If we accept that the civilian personnel is brought within the employer IO’s HRs jurisdiction by the legal competence acquired by the latter through the creation of the contractual relationship, two corollaries follow:

(i) the existence of IOs’ HRs obligations towards their personnel does not depend on the form of contract — consequently, IOs cannot escape their HRs obligations by increasingly relying on non-staff members (such as consultants), although the form of contract could to some extent influence the content of the obligations (see next point);

(ii) the extent of the IO’s legal competence directly affects the breadth and content of its positive HRs obligations towards its civilian personnel, also determining the upper limit of such obligations. According to this ‘gradual approach to jurisdiction’ (Lawson 2004, 120; Al Skeini, para 137), the IO’s due diligence obligations vary according to factors such as the SOMA and other agreements concluded with the host state, as well as to the factual circumstances of the case. To give an example concerning the rights to health and to life, when it is factually impossible for the personnel (e.g., due to an ongoing armed conflict, public health crisis, or failed state situation) to access the local healthcare system or safe water sources in the host country, the sending IO has a duty to directly provide those services to the personnel it has deployed. In most situations, arranging pre-deployment trainings, equipment and insurance for its own personnel will be part of the IO’s ‘duty of care’ under human rights law (IHRL).
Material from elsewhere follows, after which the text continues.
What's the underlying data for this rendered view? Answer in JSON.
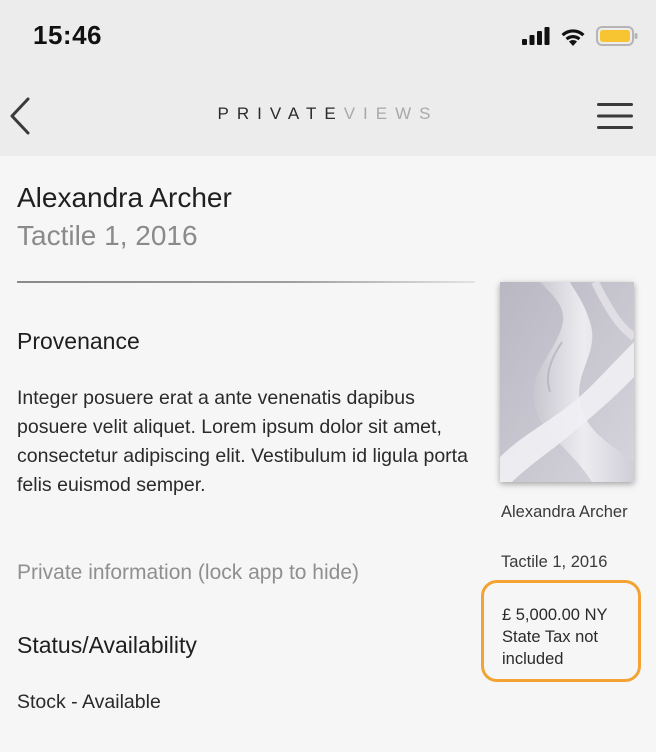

Interestingly, the exercise of functional protection, which is claimed as a right under PIL by IOs, might arguably constitute a duty under IHRL, at least in those circumstances in which, lacking its exercise, the personnel would be deprived of access to an effective remedy. In fact, the IO’s legal competence under PIL and factual capacity to exercise functional protection towards its civilian personnel create a de facto power relationship triggering the IO’s HRs jurisdiction in the relevant respect.


[1] Cedric Ryngaert et al, Judicial Decisions on the Law of International Organizations (Oxford: OUP,  2016) 233-234.

[2] EComHR, X. v Federal Republic of Germany, 25 September 1965, 17 HRCD 42, para 47.